Another technology that Sih believes could be repurposed quickly is InnovaPrep’s Bobcat air sensor. It was created to detect biological, chemical, or nuclear attacks. But it’s a relatively inexpensive and portable system that can be easily reprogramed to search for Covid-19.

“It’s been manufactured for the Department of Defense for over a decade,” Sih explained. “And it has use cases that are still classified in the world of chemical or germ warfare. But you can actually get a reading of the air that’s been pulled through for the Covid-19 virus and other coronavirus strains in two hours or less.”

Indoors or outdoors, the Bobcat could determine if an area is safe.

“You could use this device in a public space, a building, a movie theater, an auditorium,” he said, “or at the hospital, where you want to be able to detect if the virus gets out of the clean rooms. You have the ability to detect the virus, and get a reading back in hours, not days, and transmit into the cloud.”

The Bobcat is one of many such IoT sensors that could be relevant for relevant for today’s crisis.

“Environmental sensing,” Sih said, “whether it’s a company like InnovaPrep or other applications going forward, there’s just so many different use cases. It’s about using the right sensors for the right situation that can really make a difference. With [the Bobcat], we think it’s a useful technology right here, right now. And there are folks looking to deploy it at scale.”

 Disinfect without danger

As for those hospital rooms and other spaces that do get contaminated, sending in teams of people can be dangerous. That’s where robotics comes in.

The U.S. Defense Department has been developing robots — also known as cobots for their ability to collaborate with human teams — for all kinds of hazardous duty. After all, they don’t get sick, never feel fear, and if programed right, rarely make mistakes.

In short, they’re a natural choice for the current pandemic. So Think Big has been exploring new use cases for them.”Think about a Roomba,” Sih explained. “Imagine the Bobcat detecting the virus, then something like a Roomba disinfects the space using UV light or hydrochloric acid, which is an acid that actually is a very safe, but it’s got an unstable shelf life.

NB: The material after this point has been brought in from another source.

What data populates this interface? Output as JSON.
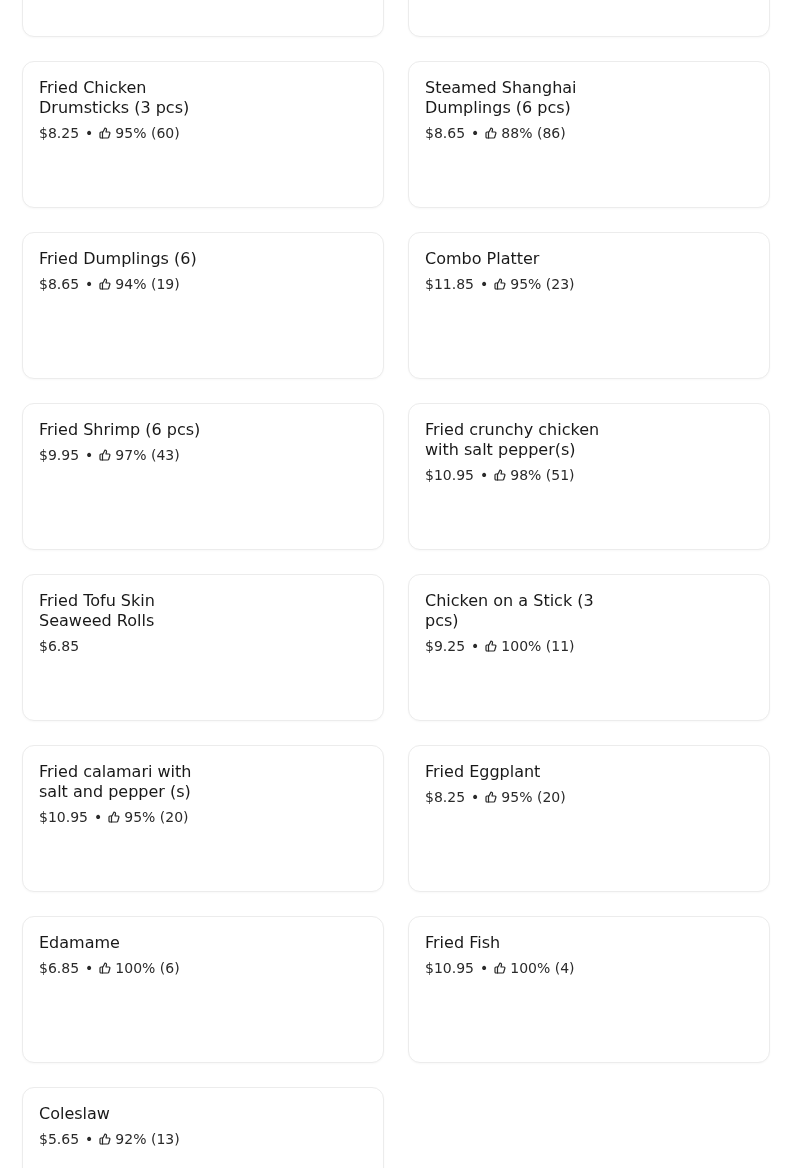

But if you can find a way to produce it at scale locally, hospitals and public spaces can really benefit.”

The idea is to take the danger away from human teams, and also the guess work, where invisible viruses are concerned.

“We’re working to get together a number of proven technologies and finding new use cases for them,” Sih said. “These Cobot models might be able to disinfect these places at scale. And not just wiping down hand rails. We’re talking about other surfaces, walls, ground material, whatever it may be.”

Join forces

Sih believes that the most powerful force for positive change in cities is collaboration and partnerships. Think Big is all about connecting the dots between ideas, innovations, disparate teams, and technologies. And he applauds similar efforts from Cisco CEO Chuck Robbins.

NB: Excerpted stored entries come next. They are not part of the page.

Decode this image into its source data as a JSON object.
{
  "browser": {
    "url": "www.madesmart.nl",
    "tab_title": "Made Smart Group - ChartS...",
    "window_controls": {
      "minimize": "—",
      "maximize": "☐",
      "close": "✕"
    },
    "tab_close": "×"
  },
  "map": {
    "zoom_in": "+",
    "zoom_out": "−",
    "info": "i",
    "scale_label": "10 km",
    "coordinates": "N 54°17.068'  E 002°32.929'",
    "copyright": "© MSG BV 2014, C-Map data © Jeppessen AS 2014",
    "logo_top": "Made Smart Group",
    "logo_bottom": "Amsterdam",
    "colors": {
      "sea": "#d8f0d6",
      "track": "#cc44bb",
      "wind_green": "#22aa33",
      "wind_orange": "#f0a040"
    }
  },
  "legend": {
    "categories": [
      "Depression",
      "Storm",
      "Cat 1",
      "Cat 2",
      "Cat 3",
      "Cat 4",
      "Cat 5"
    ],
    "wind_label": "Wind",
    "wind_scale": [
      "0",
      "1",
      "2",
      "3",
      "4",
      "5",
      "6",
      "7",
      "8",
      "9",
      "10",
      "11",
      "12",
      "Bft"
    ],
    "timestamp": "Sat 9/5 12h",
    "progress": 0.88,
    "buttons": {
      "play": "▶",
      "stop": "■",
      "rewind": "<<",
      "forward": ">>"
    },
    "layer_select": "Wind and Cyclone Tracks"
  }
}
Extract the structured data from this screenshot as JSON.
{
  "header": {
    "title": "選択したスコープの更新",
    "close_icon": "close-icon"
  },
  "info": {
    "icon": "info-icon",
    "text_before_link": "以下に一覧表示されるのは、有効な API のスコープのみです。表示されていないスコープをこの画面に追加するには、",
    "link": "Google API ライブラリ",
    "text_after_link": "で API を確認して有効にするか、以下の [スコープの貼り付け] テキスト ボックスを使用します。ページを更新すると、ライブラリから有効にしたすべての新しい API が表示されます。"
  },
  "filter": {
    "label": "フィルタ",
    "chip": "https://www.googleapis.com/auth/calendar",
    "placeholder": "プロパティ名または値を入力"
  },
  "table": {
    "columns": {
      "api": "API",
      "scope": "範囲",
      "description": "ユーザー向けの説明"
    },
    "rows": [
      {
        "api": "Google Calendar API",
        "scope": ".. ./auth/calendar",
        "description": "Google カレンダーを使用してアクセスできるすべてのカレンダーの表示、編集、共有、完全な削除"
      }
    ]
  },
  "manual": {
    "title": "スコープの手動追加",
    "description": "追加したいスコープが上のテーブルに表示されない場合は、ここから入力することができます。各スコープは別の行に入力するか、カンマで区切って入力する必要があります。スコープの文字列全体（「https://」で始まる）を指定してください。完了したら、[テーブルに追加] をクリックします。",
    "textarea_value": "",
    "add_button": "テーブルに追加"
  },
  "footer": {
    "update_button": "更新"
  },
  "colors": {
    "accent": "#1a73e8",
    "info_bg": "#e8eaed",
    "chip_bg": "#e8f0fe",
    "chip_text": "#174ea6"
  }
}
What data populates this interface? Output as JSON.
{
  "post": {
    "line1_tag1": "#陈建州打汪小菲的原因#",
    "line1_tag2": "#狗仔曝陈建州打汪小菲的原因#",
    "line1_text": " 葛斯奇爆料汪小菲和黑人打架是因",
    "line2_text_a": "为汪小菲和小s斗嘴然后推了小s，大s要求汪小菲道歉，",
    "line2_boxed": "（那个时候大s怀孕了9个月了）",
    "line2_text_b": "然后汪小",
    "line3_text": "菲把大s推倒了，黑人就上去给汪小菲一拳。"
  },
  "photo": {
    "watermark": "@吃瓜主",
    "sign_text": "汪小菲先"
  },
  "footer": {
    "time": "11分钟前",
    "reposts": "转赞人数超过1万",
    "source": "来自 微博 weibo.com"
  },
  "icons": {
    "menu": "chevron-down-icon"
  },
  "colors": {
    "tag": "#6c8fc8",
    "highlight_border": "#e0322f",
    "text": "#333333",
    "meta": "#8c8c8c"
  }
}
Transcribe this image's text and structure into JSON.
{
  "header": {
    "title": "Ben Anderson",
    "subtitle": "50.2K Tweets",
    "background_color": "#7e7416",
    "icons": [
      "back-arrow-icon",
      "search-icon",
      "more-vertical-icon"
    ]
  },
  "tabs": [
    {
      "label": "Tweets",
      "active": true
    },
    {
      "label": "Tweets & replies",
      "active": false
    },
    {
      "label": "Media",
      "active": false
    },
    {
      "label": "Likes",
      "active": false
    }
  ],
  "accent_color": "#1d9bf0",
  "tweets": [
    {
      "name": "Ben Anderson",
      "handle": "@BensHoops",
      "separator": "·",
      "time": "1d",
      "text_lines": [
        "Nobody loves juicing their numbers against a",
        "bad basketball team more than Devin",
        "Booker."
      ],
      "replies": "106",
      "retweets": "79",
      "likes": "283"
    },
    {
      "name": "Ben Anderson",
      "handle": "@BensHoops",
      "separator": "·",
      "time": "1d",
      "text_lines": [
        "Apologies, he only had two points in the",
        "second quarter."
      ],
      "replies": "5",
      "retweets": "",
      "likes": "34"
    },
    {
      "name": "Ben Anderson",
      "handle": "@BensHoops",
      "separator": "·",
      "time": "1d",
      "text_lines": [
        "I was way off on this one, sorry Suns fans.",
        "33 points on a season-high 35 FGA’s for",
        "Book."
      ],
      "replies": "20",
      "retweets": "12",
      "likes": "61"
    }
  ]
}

“I think Chuck Robbins and the role that Cisco is playing is really important,” he said. “I wish that more large companies and small companies and academics and cities could get together in collaborative discussions and really problem solve much more intelligently and differently in a time of crisis like this.”

After all, he concluded, the sooner we work together the stronger we’ll be. And an acute emergency like the Covid-19 pandemic demands fast action.

“We just all need to work collaboratively together with design thinking and citizen engagement,” Sih said. “We need to co-create these solutions together, because we’re all in this together. We always have been, but now more than ever.”